2. Ma pure gli adulti non scherzano. La cattività da sensazione di quarantena infinita produce effetti collaterali neurobioendocrinologi non da poco. Figuriamoci se poi c’è già una fragilità neuropsichiatrica di base. La diminuzione della serotonina produce l’aumento dell’aggressività, dell’impulsività e dei comportamenti antisociali. Diminuisce l’ossitocina, brutta roba:non solo non comunica più al cervello che si è mangiato a sufficienza e quindi ci ingozziamo, ma soprattutto l’amigdala-centro della paura e dell’aggressività-spara a caso. Il nemico è tutto ciò che è fuori, virus o persona che sia. C’è il collasso della compassione intesa nel senso etimologico del termine.
3. Agli anziani la CPF funziona meno o male e infatti se sono in grado di muoversi autonomamente, sono quelli che escono di più. Il loro lobo limbico li induce a fare quello che li fa stare meglio: wandering (con o senza cane) e spesa ( 3 -6 volte al giorno che comunque ha come nucleo sostanziale il wandering ma finalizzato).
4. I runner ondeggiano tra la ricerca della gratificazione e la crisi di astinenza di sostanze psicotrope endogene. Ma non sono cattivi. Come i vecchi fanno quello che li fa stare meglio.
Ed è questo il punto. Che tutti usciremmo se potessimo. Perché uscire non è solo una libertà. Uscire fa bene. Non farlo predispone alla depressione, nel migliore dei casi.
Le endorfine, la prolattina, la neurotrofina BDFN, la dopamina e la serotonina combattono lo stress e si innalzano con lo sport e la luce.
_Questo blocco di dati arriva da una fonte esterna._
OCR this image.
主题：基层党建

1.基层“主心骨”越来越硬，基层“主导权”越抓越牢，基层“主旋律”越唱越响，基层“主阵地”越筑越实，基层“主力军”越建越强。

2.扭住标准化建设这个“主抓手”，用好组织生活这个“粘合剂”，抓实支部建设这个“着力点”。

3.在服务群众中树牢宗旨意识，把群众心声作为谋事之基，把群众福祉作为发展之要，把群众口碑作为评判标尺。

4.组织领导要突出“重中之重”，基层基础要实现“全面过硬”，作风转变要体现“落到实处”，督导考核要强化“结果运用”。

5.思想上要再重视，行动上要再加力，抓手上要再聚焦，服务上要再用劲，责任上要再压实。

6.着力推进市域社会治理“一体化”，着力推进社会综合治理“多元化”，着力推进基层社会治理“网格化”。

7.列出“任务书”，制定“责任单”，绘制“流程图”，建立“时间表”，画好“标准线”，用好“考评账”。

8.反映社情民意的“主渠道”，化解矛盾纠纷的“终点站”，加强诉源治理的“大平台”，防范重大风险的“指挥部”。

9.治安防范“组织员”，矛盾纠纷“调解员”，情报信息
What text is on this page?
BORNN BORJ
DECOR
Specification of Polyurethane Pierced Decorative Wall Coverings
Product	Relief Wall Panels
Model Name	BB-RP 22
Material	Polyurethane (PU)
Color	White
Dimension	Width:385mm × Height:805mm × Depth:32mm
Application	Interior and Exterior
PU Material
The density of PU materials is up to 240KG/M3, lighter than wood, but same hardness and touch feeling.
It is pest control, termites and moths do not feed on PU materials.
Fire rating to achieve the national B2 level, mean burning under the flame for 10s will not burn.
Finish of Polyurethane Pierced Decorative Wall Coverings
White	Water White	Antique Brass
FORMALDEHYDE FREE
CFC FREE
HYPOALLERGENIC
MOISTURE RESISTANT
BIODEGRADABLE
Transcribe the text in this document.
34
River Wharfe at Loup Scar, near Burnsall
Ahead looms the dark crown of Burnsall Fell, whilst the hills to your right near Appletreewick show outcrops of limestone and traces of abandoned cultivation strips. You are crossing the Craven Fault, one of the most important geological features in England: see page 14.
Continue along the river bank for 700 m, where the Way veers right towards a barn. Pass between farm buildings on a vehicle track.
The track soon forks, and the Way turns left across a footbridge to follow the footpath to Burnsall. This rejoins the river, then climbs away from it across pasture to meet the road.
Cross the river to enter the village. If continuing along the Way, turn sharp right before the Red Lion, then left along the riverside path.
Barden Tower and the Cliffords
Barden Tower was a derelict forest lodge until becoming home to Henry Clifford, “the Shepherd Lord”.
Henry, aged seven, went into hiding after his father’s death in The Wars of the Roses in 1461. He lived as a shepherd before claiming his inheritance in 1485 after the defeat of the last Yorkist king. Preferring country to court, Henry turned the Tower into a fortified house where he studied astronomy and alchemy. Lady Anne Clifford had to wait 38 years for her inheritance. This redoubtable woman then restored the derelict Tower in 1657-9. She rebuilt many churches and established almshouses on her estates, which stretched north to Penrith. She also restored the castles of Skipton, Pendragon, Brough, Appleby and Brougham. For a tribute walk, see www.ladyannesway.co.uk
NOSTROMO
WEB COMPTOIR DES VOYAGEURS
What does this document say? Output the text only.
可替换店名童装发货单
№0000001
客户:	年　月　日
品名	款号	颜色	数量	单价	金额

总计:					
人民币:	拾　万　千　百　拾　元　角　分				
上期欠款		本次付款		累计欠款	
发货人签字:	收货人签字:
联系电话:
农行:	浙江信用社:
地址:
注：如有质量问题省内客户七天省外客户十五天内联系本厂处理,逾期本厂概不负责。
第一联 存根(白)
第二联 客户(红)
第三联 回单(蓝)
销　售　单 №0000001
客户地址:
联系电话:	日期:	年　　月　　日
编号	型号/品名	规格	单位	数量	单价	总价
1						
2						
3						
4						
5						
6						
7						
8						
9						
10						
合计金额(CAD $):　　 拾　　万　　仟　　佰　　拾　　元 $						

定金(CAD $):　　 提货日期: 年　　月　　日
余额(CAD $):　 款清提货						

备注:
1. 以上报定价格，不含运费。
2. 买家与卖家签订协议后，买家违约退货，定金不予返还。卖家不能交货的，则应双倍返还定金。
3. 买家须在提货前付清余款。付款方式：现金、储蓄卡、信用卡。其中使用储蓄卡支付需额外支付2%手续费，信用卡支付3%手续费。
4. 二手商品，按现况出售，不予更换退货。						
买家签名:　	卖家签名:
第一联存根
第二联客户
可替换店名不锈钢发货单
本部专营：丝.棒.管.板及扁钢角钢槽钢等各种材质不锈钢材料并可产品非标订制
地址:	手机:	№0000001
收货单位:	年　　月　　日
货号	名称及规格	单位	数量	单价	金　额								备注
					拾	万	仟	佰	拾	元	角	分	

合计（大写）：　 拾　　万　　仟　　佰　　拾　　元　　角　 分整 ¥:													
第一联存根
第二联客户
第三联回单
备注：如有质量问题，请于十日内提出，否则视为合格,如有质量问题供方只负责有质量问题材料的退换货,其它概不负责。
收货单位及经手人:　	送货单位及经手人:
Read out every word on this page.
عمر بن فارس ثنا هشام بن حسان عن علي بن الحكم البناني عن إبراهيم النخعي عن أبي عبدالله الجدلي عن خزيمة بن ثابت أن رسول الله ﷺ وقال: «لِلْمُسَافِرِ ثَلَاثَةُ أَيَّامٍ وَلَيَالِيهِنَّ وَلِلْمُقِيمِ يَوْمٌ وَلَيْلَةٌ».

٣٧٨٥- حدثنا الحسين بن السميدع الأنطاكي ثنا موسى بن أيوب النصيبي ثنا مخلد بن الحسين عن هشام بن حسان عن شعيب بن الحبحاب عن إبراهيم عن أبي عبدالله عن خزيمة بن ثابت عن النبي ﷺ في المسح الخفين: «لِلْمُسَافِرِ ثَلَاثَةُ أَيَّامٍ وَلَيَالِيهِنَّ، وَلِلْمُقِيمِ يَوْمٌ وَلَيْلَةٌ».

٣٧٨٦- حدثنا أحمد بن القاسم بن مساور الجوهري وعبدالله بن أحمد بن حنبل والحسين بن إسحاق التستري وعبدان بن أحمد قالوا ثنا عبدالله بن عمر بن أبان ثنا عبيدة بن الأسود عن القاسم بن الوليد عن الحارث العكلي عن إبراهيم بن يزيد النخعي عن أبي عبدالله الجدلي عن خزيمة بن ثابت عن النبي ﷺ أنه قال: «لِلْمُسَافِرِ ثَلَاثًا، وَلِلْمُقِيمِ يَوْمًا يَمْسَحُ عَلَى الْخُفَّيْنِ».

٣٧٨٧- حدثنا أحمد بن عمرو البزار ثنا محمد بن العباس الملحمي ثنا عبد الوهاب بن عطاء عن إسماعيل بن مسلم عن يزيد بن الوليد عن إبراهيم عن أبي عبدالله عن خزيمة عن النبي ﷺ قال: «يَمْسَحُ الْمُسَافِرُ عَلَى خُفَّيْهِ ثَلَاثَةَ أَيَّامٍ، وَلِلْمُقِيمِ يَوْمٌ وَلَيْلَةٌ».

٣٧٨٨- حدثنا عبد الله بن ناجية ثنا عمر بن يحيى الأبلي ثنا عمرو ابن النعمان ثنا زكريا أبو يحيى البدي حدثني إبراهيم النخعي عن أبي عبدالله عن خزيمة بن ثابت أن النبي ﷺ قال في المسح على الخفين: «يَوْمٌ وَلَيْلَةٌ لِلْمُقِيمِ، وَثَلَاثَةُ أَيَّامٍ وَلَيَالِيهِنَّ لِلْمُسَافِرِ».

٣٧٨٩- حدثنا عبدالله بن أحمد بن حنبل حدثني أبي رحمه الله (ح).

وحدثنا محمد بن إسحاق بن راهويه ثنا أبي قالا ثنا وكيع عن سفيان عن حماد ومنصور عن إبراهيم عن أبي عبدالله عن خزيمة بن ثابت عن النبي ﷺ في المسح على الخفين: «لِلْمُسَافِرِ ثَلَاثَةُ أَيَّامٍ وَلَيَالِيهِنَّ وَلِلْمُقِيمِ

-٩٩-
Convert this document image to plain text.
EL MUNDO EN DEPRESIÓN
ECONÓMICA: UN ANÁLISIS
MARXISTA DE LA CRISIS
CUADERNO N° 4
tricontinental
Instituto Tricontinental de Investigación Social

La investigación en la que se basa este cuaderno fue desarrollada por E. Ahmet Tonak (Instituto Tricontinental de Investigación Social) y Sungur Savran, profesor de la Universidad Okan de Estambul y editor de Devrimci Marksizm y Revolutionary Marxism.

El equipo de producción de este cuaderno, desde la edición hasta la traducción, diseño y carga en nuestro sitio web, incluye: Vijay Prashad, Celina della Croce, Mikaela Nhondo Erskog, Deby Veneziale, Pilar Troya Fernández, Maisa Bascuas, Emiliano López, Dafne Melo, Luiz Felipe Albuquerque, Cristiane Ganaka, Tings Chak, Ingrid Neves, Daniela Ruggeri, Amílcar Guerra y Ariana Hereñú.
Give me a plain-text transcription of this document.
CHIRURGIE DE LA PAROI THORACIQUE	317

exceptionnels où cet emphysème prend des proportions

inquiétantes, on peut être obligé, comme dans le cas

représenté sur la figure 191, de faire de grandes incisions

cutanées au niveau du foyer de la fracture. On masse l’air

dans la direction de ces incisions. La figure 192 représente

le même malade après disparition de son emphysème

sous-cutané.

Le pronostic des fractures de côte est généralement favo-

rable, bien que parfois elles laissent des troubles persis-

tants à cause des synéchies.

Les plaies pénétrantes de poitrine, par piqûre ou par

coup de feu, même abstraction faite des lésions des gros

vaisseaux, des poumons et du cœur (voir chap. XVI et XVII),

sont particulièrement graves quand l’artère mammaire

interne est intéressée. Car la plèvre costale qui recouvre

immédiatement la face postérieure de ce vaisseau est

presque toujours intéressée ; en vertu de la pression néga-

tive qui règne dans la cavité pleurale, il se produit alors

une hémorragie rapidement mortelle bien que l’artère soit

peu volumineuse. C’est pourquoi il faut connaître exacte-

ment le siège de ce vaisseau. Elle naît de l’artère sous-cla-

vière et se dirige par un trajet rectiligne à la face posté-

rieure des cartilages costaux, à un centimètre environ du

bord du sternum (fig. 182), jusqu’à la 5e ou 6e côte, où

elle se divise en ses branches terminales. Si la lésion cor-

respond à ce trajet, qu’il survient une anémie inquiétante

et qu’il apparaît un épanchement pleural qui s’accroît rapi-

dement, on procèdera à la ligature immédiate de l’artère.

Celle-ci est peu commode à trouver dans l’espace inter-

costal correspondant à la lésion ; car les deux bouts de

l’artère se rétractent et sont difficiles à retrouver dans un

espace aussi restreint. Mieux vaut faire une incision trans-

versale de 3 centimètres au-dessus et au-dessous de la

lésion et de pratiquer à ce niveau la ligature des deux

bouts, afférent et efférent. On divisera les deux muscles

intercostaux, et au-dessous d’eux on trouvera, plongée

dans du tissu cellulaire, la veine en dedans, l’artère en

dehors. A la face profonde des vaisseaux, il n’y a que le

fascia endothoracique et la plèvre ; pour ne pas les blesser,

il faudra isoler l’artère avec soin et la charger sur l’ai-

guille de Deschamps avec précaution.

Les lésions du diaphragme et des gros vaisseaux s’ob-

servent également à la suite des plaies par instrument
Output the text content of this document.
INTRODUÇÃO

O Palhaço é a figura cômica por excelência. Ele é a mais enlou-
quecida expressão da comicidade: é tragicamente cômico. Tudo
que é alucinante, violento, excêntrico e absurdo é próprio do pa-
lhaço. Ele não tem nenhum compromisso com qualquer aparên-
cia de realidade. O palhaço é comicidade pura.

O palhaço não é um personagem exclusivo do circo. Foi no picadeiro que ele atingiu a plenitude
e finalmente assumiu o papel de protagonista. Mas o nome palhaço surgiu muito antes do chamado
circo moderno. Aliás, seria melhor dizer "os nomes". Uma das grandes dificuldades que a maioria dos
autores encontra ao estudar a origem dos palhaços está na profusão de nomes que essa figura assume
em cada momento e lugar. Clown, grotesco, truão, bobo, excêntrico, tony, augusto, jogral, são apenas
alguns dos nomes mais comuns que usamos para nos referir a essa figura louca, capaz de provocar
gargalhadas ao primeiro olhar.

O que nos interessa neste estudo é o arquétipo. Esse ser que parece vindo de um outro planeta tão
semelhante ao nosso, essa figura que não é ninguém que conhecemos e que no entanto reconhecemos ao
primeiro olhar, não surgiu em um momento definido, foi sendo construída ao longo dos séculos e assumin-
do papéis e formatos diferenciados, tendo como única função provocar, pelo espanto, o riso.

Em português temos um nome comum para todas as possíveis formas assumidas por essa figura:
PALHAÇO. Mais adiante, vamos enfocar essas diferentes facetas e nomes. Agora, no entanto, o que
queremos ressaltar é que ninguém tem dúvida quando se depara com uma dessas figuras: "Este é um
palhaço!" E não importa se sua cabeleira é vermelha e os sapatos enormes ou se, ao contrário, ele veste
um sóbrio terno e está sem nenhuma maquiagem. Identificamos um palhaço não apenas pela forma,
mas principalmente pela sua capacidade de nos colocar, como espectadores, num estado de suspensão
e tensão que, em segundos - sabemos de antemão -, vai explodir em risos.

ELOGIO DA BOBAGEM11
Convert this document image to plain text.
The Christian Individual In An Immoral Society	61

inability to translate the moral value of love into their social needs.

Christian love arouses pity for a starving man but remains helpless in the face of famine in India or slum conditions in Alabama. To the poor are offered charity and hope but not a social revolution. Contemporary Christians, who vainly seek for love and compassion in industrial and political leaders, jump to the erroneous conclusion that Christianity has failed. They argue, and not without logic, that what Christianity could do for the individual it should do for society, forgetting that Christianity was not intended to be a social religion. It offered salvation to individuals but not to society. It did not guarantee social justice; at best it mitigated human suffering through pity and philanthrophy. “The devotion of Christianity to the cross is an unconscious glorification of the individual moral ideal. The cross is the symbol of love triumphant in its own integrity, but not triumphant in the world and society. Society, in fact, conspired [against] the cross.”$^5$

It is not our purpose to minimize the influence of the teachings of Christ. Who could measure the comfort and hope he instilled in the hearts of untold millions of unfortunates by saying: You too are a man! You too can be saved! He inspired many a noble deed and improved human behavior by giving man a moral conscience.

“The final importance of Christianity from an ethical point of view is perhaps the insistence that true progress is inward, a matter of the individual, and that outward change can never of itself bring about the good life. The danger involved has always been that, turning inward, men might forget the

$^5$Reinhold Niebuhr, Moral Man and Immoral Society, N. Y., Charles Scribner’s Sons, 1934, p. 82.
I vecchi,i bambini e i runner lo sanno in modo più o meno consapevole.
Ma le sostanze sovracitate fanno anche altre due cose.
Migliorano le abilità di analisi e di riflessione del mondo circostante potenziando o creando le connessioni nella famosa CPF.
E se la CPF è potenziata, il controllo sulle reazioni emotive è più adeguato.
In una situazione in cui l’incertezza della durata di una quarantena rischia di diventare un elemento traumatico per la popolazione, il succo è cercare allora di trovare un compromesso tra le restrizioni necessarie per l’abbattimento del contagio e la sopravvivenza dei nostri cervelli perché non si adattino ma imparino.
E per imparare i circuiti cerebrali devono essere nelle condizioni neurotrofiche adeguate.
Anche luce e movimento allora.
Gli effetti cognitivi, relazionali e sociali di un’emergenza purtroppo si possono vedere solo a lungo e medio termine e non possono essere scotomizzati da quelli epidemiologici di contenimento di una pandemia.
La visione dev’essere globale.
Come diceva J.Z.Young: “Un buon ambiente non è un lusso, ma una necessità”.
Altrimenti faremo le Rhesus in cattività, aggiungo io.